Le virus qui déclenche la mononucléose infectieuse – la soi-disant « maladie du baiser » – joue « un rôle direct dans l’apparition de la sclérose en plaques chez les enfants et adolescents ». La confirmation vient d’une étude menée par des cliniciens et des chercheurs de l’unité de neurologie du développement de l’hôpital pédiatrique Bambino Gesù de Rome sur un échantillon de 219 jeunes patients. Les résultats de l’enquête, récemment publiés dans la revue scientifique « Journal of Neurology », ouvrent de nouvelles perspectives pour comprendre la maladie inflammatoire du système nerveux central et pour de futures stratégies de prévention, telles que la vaccination contre l’infection par le virus Epstein-Barr (EBV).
Qu’est-ce que la sclérose en plaques
« La sclérose en plaques est une maladie inflammatoire chronique du système nerveux central dans lequel le système immunitaire attaque par erreur la myéline, la gaine qui recouvre les fibres nerveuses. Bien que la plupart des cas surviennent à l’âge adulte, environ 1 patient sur 10 est un enfant ou un adolescent.

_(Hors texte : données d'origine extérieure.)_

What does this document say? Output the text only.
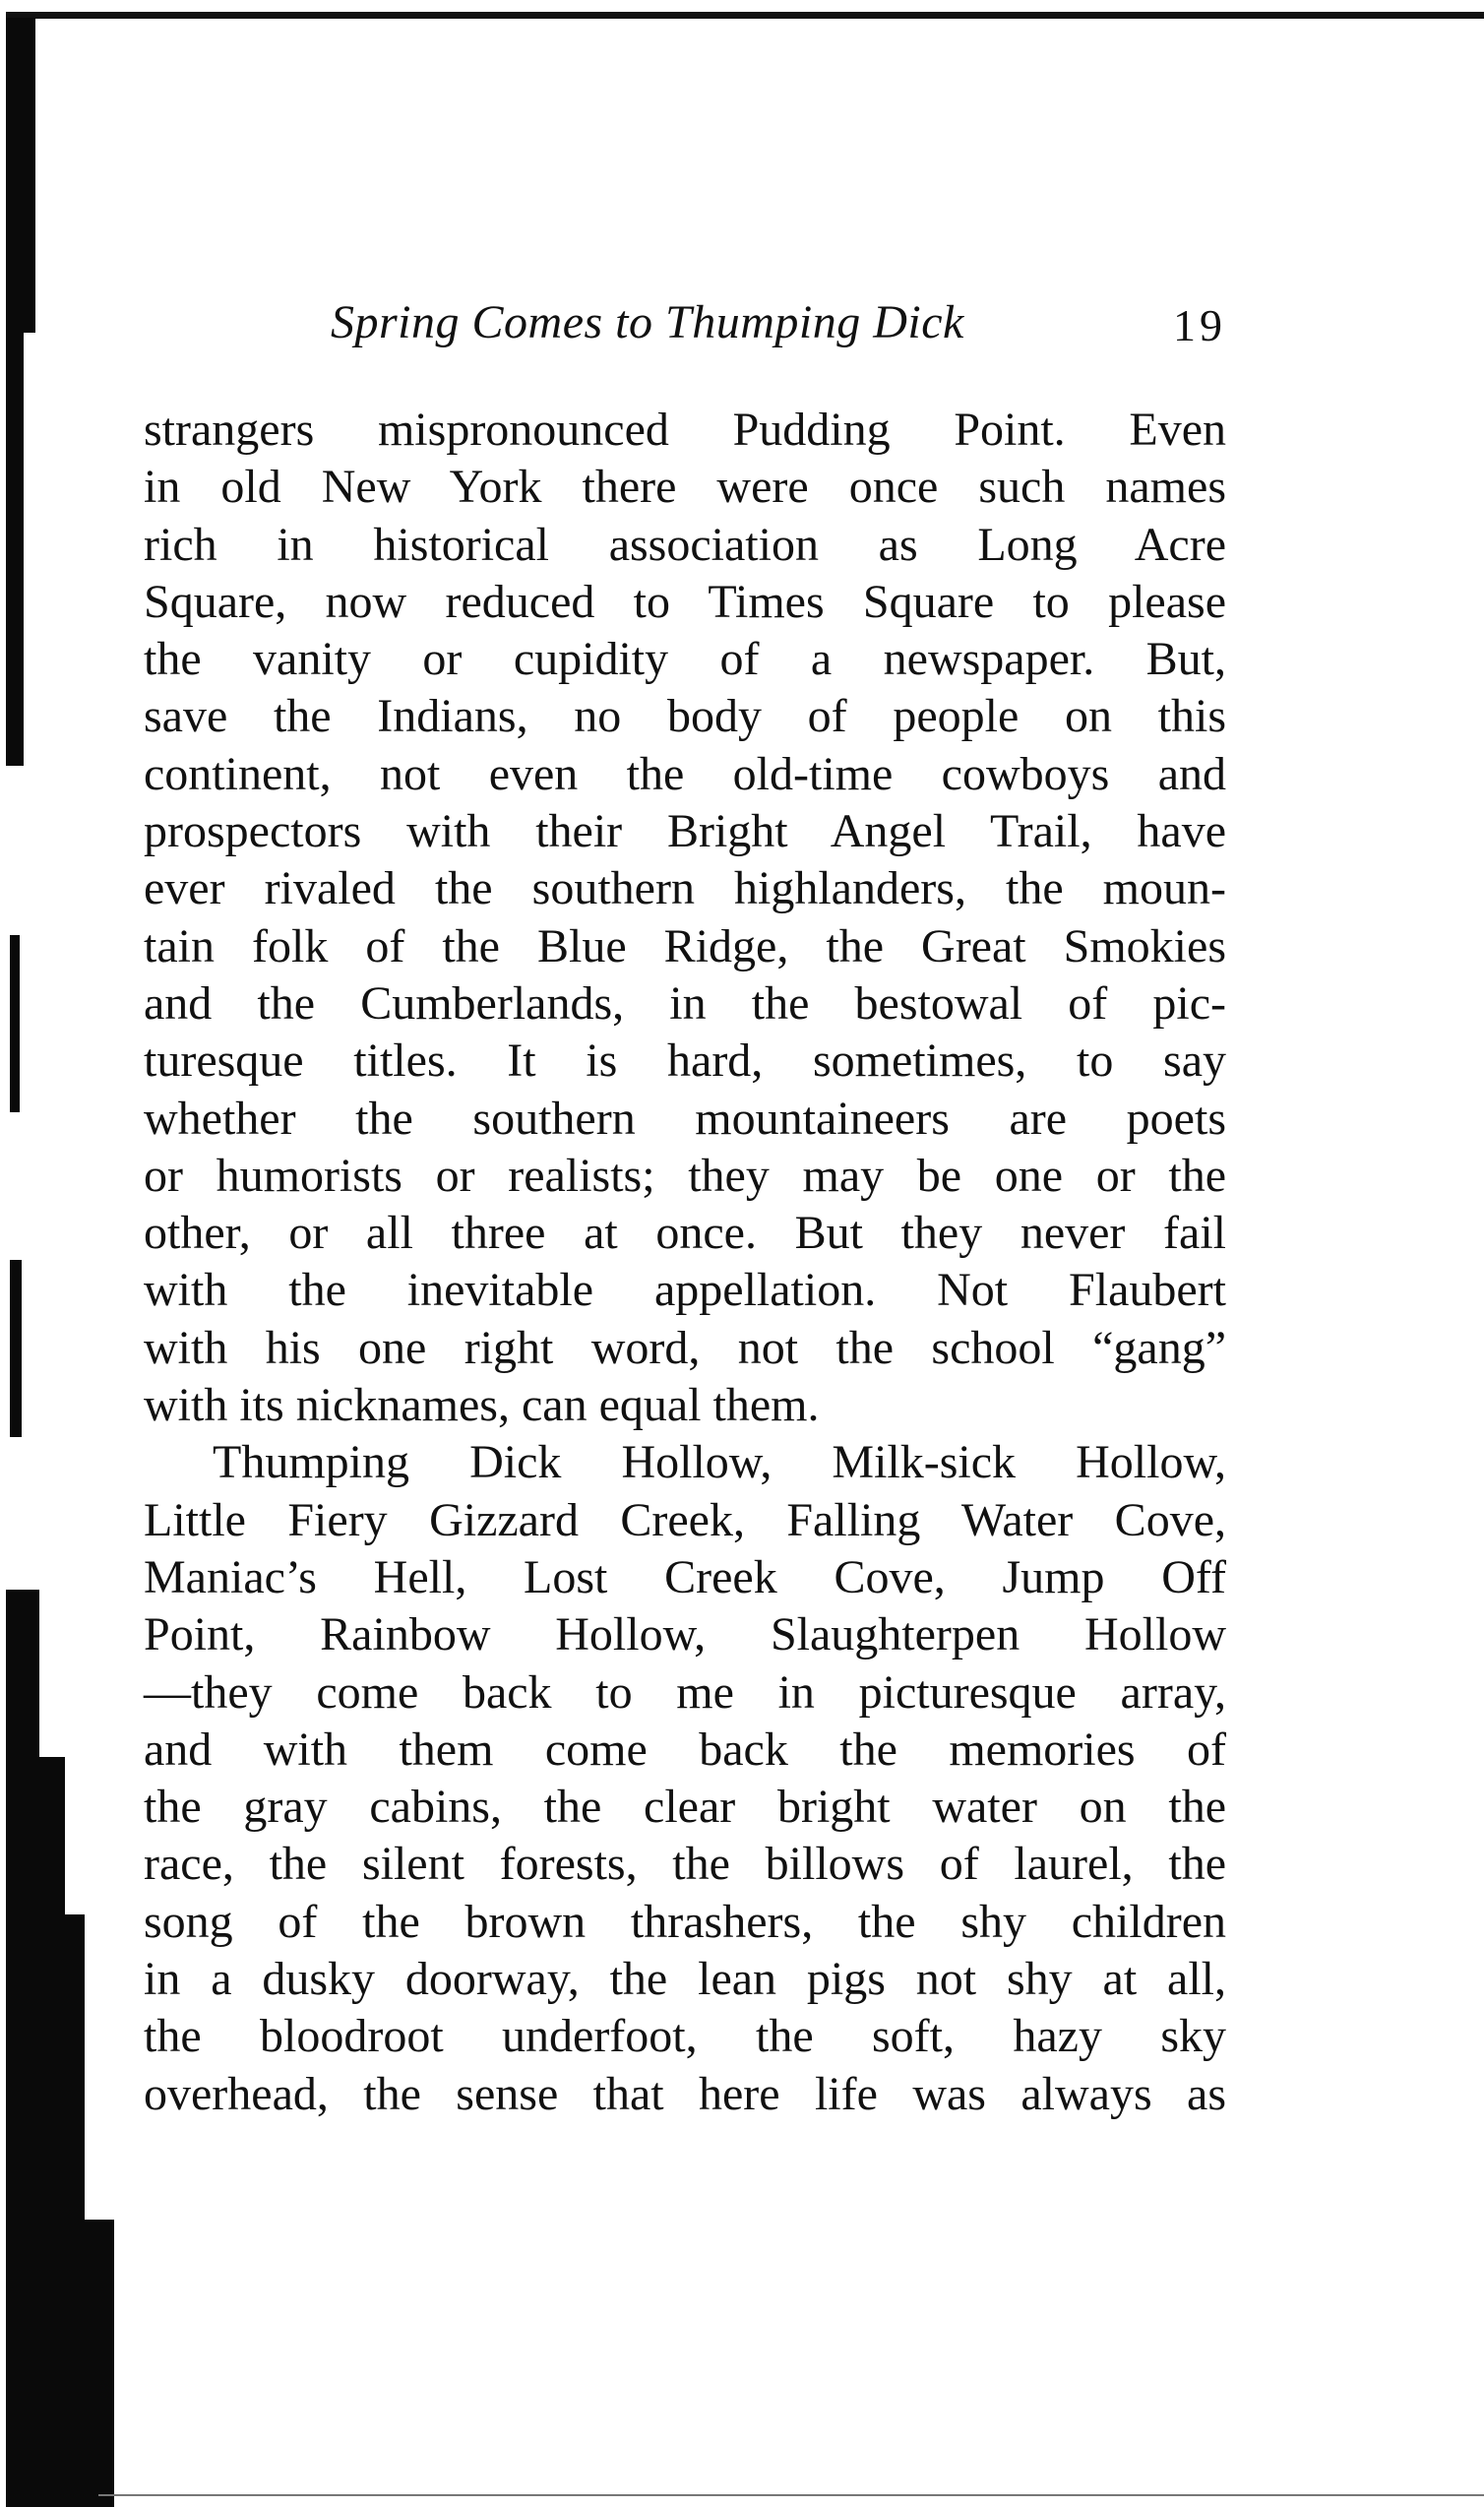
Spring Comes to Thumping Dick	19
strangers mispronounced Pudding Point. Even
in old New York there were once such names
rich in historical association as Long Acre
Square, now reduced to Times Square to please
the vanity or cupidity of a newspaper. But,
save the Indians, no body of people on this
continent, not even the old-time cowboys and
prospectors with their Bright Angel Trail, have
ever rivaled the southern highlanders, the moun-
tain folk of the Blue Ridge, the Great Smokies
and the Cumberlands, in the bestowal of pic-
turesque titles. It is hard, sometimes, to say
whether the southern mountaineers are poets
or humorists or realists; they may be one or the
other, or all three at once. But they never fail
with the inevitable appellation. Not Flaubert
with his one right word, not the school “gang”
with its nicknames, can equal them.
Thumping Dick Hollow, Milk-sick Hollow,
Little Fiery Gizzard Creek, Falling Water Cove,
Maniac’s Hell, Lost Creek Cove, Jump Off
Point, Rainbow Hollow, Slaughterpen Hollow
—they come back to me in picturesque array,
and with them come back the memories of
the gray cabins, the clear bright water on the
race, the silent forests, the billows of laurel, the
song of the brown thrashers, the shy children
in a dusky doorway, the lean pigs not shy at all,
the bloodroot underfoot, the soft, hazy sky
overhead, the sense that here life was always as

Les causes de la maladie restent encore en partie inconnues, mais l’hypothèse selon laquelle des facteurs génétiques et environnementaux – y compris les infections virales – peut contribuer à son apparition est de plus en plus solide. Chez l’adulte, l’association entre Evb – le virus responsable de la mononucléose infectieuse – et la sclérose en plaques est – rappelle l’Enfant Jésus – bien documentée. Mais jusqu’à présent, cette relation était moins évidente dans les cas apparus avant l’âge de 18 ans.

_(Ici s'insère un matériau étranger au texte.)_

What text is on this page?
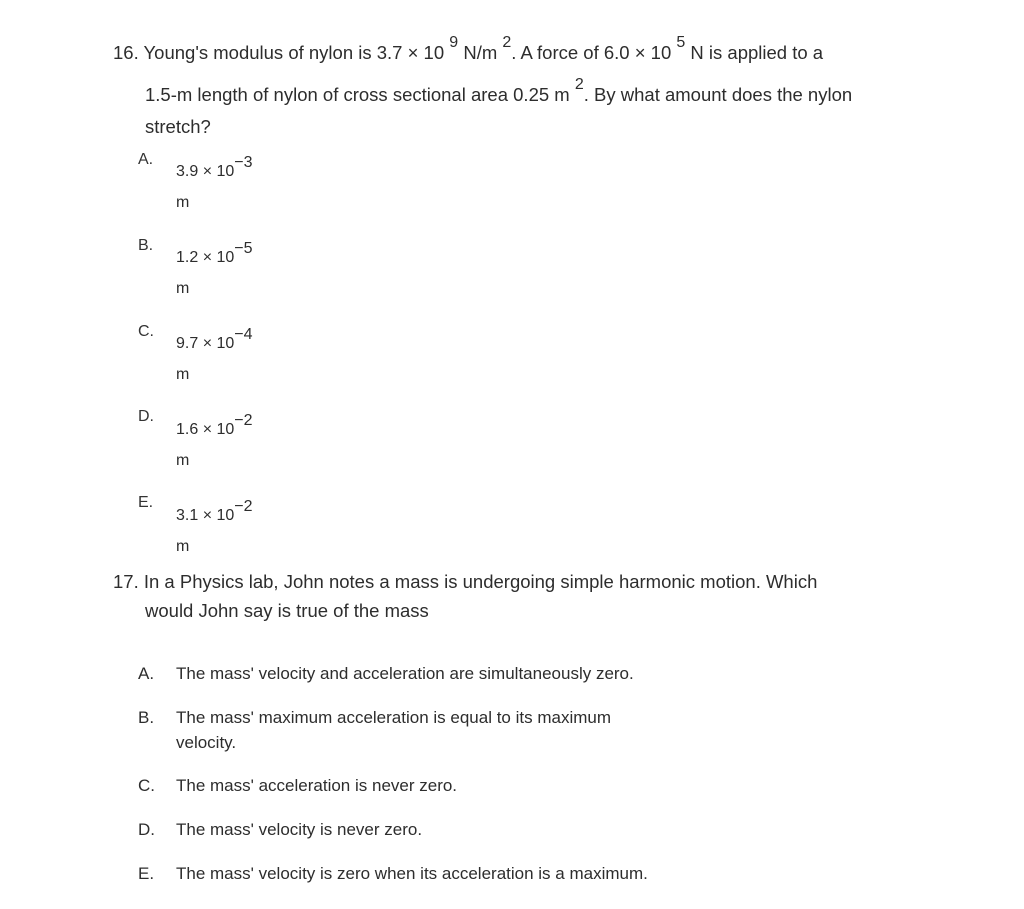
16. Young's modulus of nylon is 3.7 × 10 9 N/m 2. A force of 6.0 × 10 5 N is applied to a
1.5-m length of nylon of cross sectional area 0.25 m 2. By what amount does the nylon
stretch?
A.
3.9 × 10−3
m
B.
1.2 × 10−5
m
C.
9.7 × 10−4
m
D.
1.6 × 10−2
m
E.
3.1 × 10−2
m
17. In a Physics lab, John notes a mass is undergoing simple harmonic motion. Which
would John say is true of the mass
A. The mass' velocity and acceleration are simultaneously zero.
B. The mass' maximum acceleration is equal to its maximum
velocity.
C. The mass' acceleration is never zero.
D. The mass' velocity is never zero.
E. The mass' velocity is zero when its acceleration is a maximum.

L’étude menée par des cliniciens et des chercheurs de l’unité de neurologie du développement de Bambino Gesù avec la collaboration du Département de neurosciences de l’Université Sapienza de Rome, a duré 2 ans et a impliqué un total de 219 patients âgés de 6 à 17 ans (âge moyen 12 ans), dont 57 souffraient de sclérose en plaques. En utilisant des techniques de laboratoire basées sur la chimiluminescence, des échantillons de sang de tous les participants ont été analysés pour identifier la présence d’anticorps spécifiques contre l’EBV, révélant que 100 % des enfants atteints de sclérose en plaques étaient positifs pour le virus, souvent contracté de manière asymptomatique.
La recherche
Pour confirmer la spécificité de ce résultat, les chercheurs ont comparé les données de patients atteints de sclérose en plaques avec deux groupes témoins composés d’enfants atteints de maladies auto-immunes non neurologiques et de jeunes patients souffrant de céphalées primaires, considérés comme immunologiquement sains. Dans ces derniers, seulement 59 % présentaient des signes d’une infection antérieure par le virus Epstein-Barr (EBV). La différence statistiquement significative renforce l’hypothèse d’un lien direct entre les deux maladies.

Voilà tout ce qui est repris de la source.